Ce n’est ni un rêve ni une illusion, cest une réalité. Dans les villages enclavés de Foromoldou et Souloukoudou Konkodou, situés dans la sous-préfecture de Kobikoro, région de Faranah, deux hangars couverts de bâches bleues symbolisent aujourd’hui l’espoir. Un espoir porté par l’engagement citoyen d’une association de ressortissants, Kobikoro 2.0, qui a décidé de ne plus attendre.
Construits à la hâte, mais avec amour, ces deux abris faits de bois et de bâches font désormais office de salles de classe. À l’intérieur, du sable à la place du ciment. L’essentiel est d’atteindre l’objectif, celui de permettre à 150 enfants de la localité et celles environnantes d’aller à l’école dès la rentrée scolaire prochaine (2025-2026). Ces enfants n’avaient jusque-là aucun accès à l’éducation. Ils étaient ainsi condamnés à passer le plus clair de leurs temps loin des bancs de l’école: « Lors du RGPH 4, je suis descendu sur le terrain. Ce que j’ai vu m’a brisé le cœur, le nombre d’enfants en âge d’être scolarisés, mais non inscrits dépassait de loin ceux qui allaient à l’école. Il fallait agir », confie Tamba Abou Mansaré, responsable communication de Kobikoro 2.0.

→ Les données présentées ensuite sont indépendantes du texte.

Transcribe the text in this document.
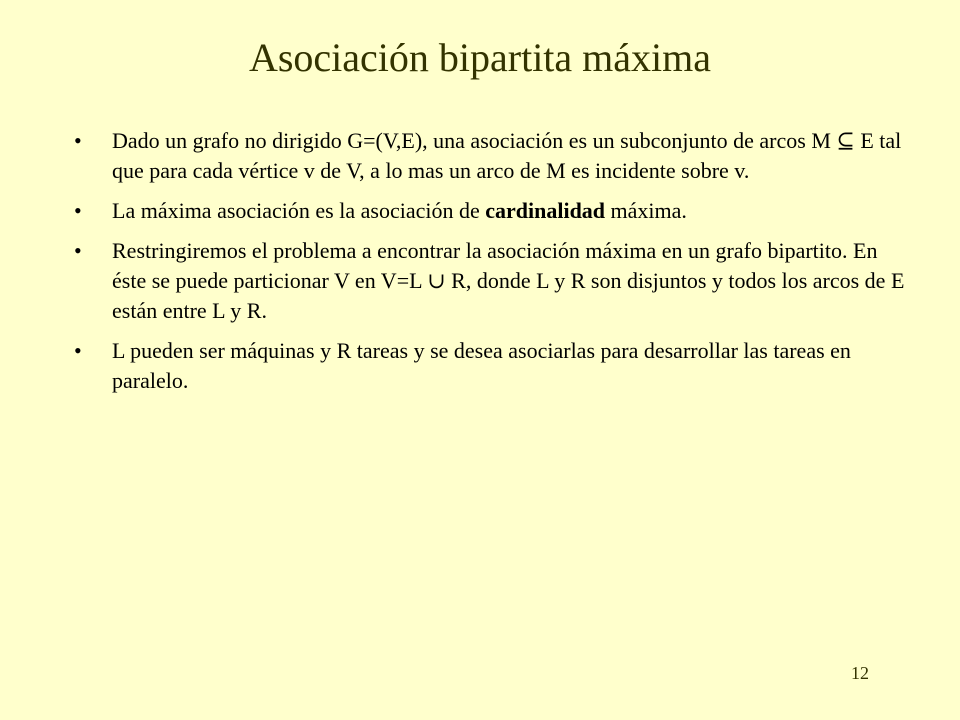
Asociación bipartita máxima
• Dado un grafo no dirigido G=(V,E), una asociación es un subconjunto de arcos M ⊆ E tal que para cada vértice v de V, a lo mas un arco de M es incidente sobre v.
• La máxima asociación es la asociación de cardinalidad máxima.
• Restringiremos el problema a encontrar la asociación máxima en un grafo bipartito. En éste se puede particionar V en V=L ∪ R, donde L y R son disjuntos y todos los arcos de E están entre L y R.
• L pueden ser máquinas y R tareas y se desea asociarlas para desarrollar las tareas en paralelo.
12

Face à ce constat alarmant, l’association Kobikoro 2.0, composée de cadres, de ressortissants et d’amis de la localité, s’est mobilisée. Avec des moyens limités mais une volonté illimitée, elle a lancé un projet de scolarisation sans attendre les grandes institutions.
À une semaine de la rentrée, les deux hangars sont prêts, des tables-bancs ont été installés, des manuels scolaires sont en cours d’achat, et deux enseignants ont été recrutés, chacun rémunéré à 700.000 GNF par mois, sur fonds propres de l’association: « Notre ambition est claire, que chaque enfant, même sous un hangar, puisse apprendre à lire, à écrire, à rêver. »
À ce jour, l’initiative a coûté environ 9 millions de francs guinéens, une somme dérisoire face au budget d’un État, mais immense pour des citoyens mobilisés sans aide extérieure. L’objectif est de donner à ces enfants les fournitures de base, livres, ardoises, cahiers, mais aussi de motiver les familles à croire en l’éducation de leurs enfants, malgré la pauvreté.
Ce projet ne s’arrête pas à Foromoldou et Souloukoudou Konkodou. Il vise à faire école. Pour cela, l’association lance un appel vibrant aux bonnes volontés, aux Guinéens de la diaspora, aux ONG, aux entreprises, et surtout aux institutions internationales comme l’UNICEF, Plan Guinée, mais aussi à l’État guinéen: « Le chemin d’un rêve est tracé. À vous de le poursuivre, pour sauver l’avenir de ces enfants. »
Dans ces villages reculés de Faranah, l’école ne se mesure pas à la solidité du toit, mais à la grandeur du rêve. Même sous une bâche, l’avenir peut commencer. Ce projet prouve qu’avec un peu, l’on peut faire beaucoup. Il rappelle que chaque enfant a droit à l’éducation, même sous une pluie battante, même au cœur d’un village oublié.
Soutenir cette initiative, c’est faire le pari de l’avenir. C’est choisir de croire que l’espoir, parfois, tient sous une bâche bleue à Faranah.